Explication du poème

Composé à la fin de la dynastie des Tang du Sud, en plein déclin politique, ce ci fut écrit par l'empereur Li Jing lors d'un automne où les difficultés intérieures et extérieures accablaient son règne. Sous les traits d'une femme éplorée, le souverain déguise sa propre mélancolie et ses angoisses, créant ainsi une élégie automnale d'une profondeur subtile où paysage et état d'âme se confondent. À travers des descriptions minutieuses et une émotion authentique, se révèlent les tourments intérieurs du poète - accablement, tristesse raffinée et sentiment d'impuissance.

Première strophe : « 菡萏香销翠叶残,西风愁起绿波间。还与韶光共憔悴,不堪看。 »
Hàndàn xiāng xiāo cuì yè cán, xīfēng chóu qǐ lǜ bō jiān. Hái yǔ sháoguāng gòng qiáocuì, bùkān kàn.
Parfums de lotus évanouis, feuilles de jade flétries,
Le vent d'ouest soulève sa mélancolie entre les vagues vertes.
Avec les beaux jours passés, nous nous flétrissons ensemble -
Spectacle insoutenable.

Cette strophe ouvre sur une vision automnale : la disparition des parfums ("évanouis") et le flétrissement des feuilles ("de jade flétries") traduisent par synesthésie le déclin saisonnier et, métaphoriquement, l'effritement des splendeurs passées. Le vent d'ouest, messager automnal, se voit attribuer une conscience mélancolique ("soulève sa mélancolie") qui anime les éléments naturels. La culmination émotionnelle - "nous nous flétrissons ensemble" - opère une fusion pathétique entre le poète et les beautés défuntes, tandis que l'ultime "spectacle insoutenable" tombe comme un couperet, condensant en trois caractères toute la douleur du constat.
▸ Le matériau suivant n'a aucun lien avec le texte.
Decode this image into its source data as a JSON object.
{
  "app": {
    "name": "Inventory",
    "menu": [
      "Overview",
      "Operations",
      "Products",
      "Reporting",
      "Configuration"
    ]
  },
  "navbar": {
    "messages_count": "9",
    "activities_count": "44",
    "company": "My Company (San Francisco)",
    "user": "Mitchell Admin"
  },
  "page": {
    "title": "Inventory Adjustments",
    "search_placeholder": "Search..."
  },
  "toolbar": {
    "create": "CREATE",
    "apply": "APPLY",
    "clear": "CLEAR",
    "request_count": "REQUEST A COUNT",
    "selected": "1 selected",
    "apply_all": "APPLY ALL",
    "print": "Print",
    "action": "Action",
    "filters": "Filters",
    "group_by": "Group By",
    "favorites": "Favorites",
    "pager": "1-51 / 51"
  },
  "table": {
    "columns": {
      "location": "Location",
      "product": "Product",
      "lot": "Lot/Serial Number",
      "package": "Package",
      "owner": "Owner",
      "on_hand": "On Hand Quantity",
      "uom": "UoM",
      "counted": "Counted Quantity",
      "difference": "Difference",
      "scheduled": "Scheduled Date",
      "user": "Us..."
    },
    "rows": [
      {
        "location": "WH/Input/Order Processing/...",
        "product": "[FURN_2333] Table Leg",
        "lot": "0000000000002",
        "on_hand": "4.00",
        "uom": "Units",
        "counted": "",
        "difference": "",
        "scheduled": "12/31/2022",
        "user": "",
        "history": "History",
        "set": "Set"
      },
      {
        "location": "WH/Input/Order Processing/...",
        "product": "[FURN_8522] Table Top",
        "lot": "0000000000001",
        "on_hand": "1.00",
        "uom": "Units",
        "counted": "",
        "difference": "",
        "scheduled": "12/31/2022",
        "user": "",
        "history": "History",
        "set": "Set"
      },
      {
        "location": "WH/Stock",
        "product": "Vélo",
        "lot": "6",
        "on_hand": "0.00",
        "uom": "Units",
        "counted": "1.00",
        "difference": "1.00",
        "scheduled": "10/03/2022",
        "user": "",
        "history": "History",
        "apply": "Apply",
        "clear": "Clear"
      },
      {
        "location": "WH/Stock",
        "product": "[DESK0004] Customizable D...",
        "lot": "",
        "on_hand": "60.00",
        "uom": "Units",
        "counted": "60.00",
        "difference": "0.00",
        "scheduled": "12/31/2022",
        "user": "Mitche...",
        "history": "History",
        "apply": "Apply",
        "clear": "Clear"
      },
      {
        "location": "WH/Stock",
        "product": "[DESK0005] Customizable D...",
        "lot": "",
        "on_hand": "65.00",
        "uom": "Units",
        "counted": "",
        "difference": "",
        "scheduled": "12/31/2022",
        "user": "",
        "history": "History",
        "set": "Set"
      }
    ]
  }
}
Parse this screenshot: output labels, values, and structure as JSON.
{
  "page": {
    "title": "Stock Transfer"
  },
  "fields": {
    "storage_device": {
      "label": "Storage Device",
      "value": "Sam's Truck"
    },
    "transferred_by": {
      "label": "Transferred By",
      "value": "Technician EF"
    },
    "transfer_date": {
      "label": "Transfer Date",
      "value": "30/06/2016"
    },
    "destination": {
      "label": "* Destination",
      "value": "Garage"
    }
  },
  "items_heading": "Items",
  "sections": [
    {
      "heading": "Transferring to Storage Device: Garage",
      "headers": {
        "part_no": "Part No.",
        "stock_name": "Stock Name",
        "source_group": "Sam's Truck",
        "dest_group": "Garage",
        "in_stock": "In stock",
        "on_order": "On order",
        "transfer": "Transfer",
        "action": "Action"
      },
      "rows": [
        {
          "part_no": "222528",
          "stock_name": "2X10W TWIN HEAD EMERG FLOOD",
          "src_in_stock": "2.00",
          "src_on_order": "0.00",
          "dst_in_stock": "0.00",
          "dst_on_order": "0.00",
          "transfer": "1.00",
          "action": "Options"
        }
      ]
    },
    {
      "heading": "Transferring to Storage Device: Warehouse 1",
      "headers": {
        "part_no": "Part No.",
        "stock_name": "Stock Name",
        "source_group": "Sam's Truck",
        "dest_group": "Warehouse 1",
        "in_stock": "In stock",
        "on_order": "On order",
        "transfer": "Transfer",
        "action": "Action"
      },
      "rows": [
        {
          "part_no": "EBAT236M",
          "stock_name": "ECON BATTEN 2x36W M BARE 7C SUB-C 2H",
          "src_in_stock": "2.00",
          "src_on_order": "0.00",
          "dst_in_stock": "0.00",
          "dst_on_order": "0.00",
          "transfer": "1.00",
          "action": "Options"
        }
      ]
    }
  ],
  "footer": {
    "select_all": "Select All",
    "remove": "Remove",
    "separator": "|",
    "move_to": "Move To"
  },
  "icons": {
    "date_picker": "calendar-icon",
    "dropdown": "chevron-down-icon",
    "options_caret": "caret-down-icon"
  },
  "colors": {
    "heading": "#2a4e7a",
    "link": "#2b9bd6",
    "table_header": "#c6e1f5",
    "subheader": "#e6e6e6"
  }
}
Deuxième strophe : « 细雨梦回鸡塞远,小楼吹彻玉笙寒。多少泪珠何限恨,倚阑干。 »
Xì yǔ mèng huí jī sāi yuǎn, xiǎo lóu chuī chè yù shēng hán. Duōshǎo lèizhū hé xiàn hèn, yǐ lángān.
Pluie fine, je reviens du rêve où la frontière semblait si lointaine,
Dans le pavillon, le chant de la flûte de jade glace jusqu'au bout.
Larmes sans nombre, rancœur sans limite,
Je m'appuie à la balustrade.

Ici, la transition du rêve ("je reviens du rêve") à la réalité est marquée par la pluie fine, élément classique de mélancolie. La "frontière lointaine" (鸡塞, littéralement "la passe du coq") évoque les guerres aux confins du territoire, sujet de préoccupation impériale. La flûte de jade, symbole de raffinement, se fait vecteur de froideur émotionnelle ("glace jusqu'au bout"), traduisant par synesthésie l'atmosphère de deuil intime. L'accumulation "larmes sans nombre, rancœur sans limite" donne voix à une douleur au-delà de toute mesure, avant que le geste ultime - "je m'appuie à la balustrade" - ne fige la scène dans une posture de désolation silencieuse, plus éloquente que tous les discours.

Lecture globale

Ce ci tisse des images telles que « paysage automnal », « rêve », « mélodies » et « pluie fine » pour créer une atmosphère de solitude et de douleur, déployant progressivement la détresse d’une femme en attente. La strophe supérieure, partant du paysage pour aller vers l’émotion, évoque le déclin des fleurs de lotus et le vent d’ouest porteur de chagrin, suggérant la fuite du temps et la disparition de la beauté ; la strophe inférieure plonge dans la réalité douloureuse au réveil, où les détails du pavillon, de la flûte de jade et des larmes soulignent la propagation de la mélancolie, pour finalement se figer dans le geste statique de « s’appuyer à la balustrade », cristallisant une scène d’une tristesse glaciale. Cette structure progressive, du paysage à l’émotion, du rêve à l’éveil, donne au ci une intensité croissante tant dans ses images que dans ses sentiments, révélant l’extraordinaire maîtrise artistique du poète.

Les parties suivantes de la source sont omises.